Secretária garante que terceirização da merenda não afetará merendeiras em Ponta Grossa
Secretária afirma que mudança será gradual e não trará prejuízo às profissionais; servidores protestam contra terceirização na Câmara

A secretária municipal de Educação de Ponta Grossa, Joana D’Arc Panzarini, garantiu que a terceirização da merenda escolar não vai impactar o trabalho das merendeiras, nutricionistas e auxiliares da rede municipal de ensino. A fala foi feita nesta quinta-feira (21), em um vídeo publicado divulgado nas redes sociais da Prefeitura Municipal.
Ela esclarece que a mudança será feita de forma gradual, sem riscos de interrupção no fornecimento da alimentação escolar. Ela afirmou que o projeto busca melhorar a gestão da merenda sem retirar o espaço e a função das profissionais que já atuam nas escolas.
“De forma alguma haverá prejuízo. As merendeiras vão continuar no mesmo lugar, cuidando das crianças e fazendo a alimentação com o mesmo carinho e dedicação de sempre. Elas conhecem cada aluno, sabem quem come mais, quem come menos, e isso não pode ser perdido”, destacou a secretária.
De acordo com a secretária, tanto as merendeiras quanto as nutricionistas e auxiliares manterão suas funções nas unidades escolares. “Elas continuarão fazendo aquilo que sabem de melhor, com a mesma qualidade e amor pelo trabalho. Não precisam se preocupar”, diz a secretária.
Além disso, Panzarini pediu atenção da comunidade em relação às “falsas verdades” que circulam sobre o tema. “O que estamos fazendo é melhorar a gestão da merenda, garantindo mais eficiência no processo de preparo e distribuição.

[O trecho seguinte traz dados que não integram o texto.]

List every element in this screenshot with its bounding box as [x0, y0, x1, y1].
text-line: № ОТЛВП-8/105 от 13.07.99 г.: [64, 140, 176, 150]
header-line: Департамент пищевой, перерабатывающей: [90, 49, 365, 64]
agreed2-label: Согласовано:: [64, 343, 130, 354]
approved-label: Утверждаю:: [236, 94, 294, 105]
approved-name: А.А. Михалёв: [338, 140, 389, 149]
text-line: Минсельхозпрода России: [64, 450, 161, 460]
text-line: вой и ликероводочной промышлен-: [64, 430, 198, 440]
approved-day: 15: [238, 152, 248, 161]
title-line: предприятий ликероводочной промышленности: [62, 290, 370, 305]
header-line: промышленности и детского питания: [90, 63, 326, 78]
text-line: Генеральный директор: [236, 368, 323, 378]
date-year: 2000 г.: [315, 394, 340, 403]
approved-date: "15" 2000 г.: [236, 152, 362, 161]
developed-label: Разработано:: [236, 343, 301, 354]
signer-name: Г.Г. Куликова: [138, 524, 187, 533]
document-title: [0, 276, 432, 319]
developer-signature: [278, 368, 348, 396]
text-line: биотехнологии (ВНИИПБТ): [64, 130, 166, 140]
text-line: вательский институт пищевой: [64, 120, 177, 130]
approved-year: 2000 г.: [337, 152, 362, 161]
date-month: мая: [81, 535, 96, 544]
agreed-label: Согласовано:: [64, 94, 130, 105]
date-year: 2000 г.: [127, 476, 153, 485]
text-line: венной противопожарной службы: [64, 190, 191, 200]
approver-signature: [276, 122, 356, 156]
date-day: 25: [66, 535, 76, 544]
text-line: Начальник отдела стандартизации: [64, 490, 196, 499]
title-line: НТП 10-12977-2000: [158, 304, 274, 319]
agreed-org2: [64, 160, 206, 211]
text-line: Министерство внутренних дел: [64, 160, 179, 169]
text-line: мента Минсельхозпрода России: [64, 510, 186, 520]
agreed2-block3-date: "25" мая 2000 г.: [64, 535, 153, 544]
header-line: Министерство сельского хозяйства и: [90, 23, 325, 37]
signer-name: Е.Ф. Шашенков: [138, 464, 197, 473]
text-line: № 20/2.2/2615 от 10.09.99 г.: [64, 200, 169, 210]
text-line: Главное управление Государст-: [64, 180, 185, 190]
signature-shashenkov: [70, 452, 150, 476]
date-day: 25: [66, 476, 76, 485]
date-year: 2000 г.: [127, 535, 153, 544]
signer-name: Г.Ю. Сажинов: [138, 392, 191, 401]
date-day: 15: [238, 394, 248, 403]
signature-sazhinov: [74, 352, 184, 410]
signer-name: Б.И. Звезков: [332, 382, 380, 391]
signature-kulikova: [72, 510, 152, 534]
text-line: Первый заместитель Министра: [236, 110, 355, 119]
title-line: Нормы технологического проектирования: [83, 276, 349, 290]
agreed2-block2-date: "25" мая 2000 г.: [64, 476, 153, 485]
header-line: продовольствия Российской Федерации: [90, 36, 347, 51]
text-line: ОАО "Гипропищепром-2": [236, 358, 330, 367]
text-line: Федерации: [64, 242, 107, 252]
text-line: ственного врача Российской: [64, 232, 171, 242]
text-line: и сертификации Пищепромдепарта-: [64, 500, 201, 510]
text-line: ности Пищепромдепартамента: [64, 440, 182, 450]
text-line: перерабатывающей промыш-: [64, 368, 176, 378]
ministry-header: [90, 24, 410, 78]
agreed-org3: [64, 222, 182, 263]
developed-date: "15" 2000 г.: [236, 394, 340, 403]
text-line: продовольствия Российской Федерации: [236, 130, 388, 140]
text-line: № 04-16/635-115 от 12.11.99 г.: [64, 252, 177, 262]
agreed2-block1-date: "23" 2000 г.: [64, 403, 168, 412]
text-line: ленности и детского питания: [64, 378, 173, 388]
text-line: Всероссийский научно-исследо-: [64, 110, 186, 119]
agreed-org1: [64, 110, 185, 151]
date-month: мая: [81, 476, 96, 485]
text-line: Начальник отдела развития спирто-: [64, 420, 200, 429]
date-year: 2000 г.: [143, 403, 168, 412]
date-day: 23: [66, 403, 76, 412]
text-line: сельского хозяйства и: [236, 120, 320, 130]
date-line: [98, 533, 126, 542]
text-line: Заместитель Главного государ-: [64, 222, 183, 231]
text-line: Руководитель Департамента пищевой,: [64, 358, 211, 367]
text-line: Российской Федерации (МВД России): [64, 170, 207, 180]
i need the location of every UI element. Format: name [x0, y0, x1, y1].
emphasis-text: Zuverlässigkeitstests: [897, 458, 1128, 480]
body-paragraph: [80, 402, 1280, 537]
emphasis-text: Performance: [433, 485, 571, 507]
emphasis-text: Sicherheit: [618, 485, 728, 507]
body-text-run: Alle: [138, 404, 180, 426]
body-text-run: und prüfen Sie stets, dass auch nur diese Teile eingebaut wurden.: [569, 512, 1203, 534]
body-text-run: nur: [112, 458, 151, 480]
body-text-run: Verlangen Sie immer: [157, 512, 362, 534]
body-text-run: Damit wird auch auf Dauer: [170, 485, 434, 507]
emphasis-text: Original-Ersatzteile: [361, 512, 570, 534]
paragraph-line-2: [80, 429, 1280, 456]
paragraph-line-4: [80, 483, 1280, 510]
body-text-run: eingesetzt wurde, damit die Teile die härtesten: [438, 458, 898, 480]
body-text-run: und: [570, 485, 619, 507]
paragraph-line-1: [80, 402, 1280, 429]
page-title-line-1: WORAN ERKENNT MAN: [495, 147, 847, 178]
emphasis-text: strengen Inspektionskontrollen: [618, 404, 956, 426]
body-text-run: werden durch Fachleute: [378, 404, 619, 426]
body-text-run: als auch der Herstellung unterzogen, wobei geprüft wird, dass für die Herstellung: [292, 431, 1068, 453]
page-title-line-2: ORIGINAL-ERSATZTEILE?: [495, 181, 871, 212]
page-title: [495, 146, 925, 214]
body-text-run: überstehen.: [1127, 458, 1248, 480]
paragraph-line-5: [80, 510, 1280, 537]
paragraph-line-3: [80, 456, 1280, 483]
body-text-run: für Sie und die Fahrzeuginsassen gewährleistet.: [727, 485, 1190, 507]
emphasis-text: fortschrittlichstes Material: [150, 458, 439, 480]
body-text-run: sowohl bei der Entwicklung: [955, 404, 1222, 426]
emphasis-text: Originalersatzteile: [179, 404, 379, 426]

Em nenhum momento haverá queda de qualidade”, afirmou.
Manifestação na Câmara Municipal
Na última quarta-feira (20), centenas de servidores públicos se reuniram na Câmara Municipal de Ponta Grossa para protestar contra a terceirização da merenda. O movimento questiona o pregão eletrônico aberto pela Prefeitura, que prevê a contratação de uma empresa responsável pelo fornecimento de alimentação escolar.
O edital previa serviços como pré-preparo, preparo e distribuição das refeições, além de logística, supervisão e manutenção de equipamentos. O valor máximo estipulado foi de R$ 96,5 milhões. Segundo o Executivo, o pregão deverá ser republicado com ajustes e novo cronograma.
Continuidade do debate
A proposta de terceirização da merenda escolar em Ponta Grossa ainda deve passar por ajustes antes da definição final. Enquanto isso, a Prefeitura afirma que o processo será conduzido com transparência e que não haverá prejuízo para os profissionais nem para os alunos.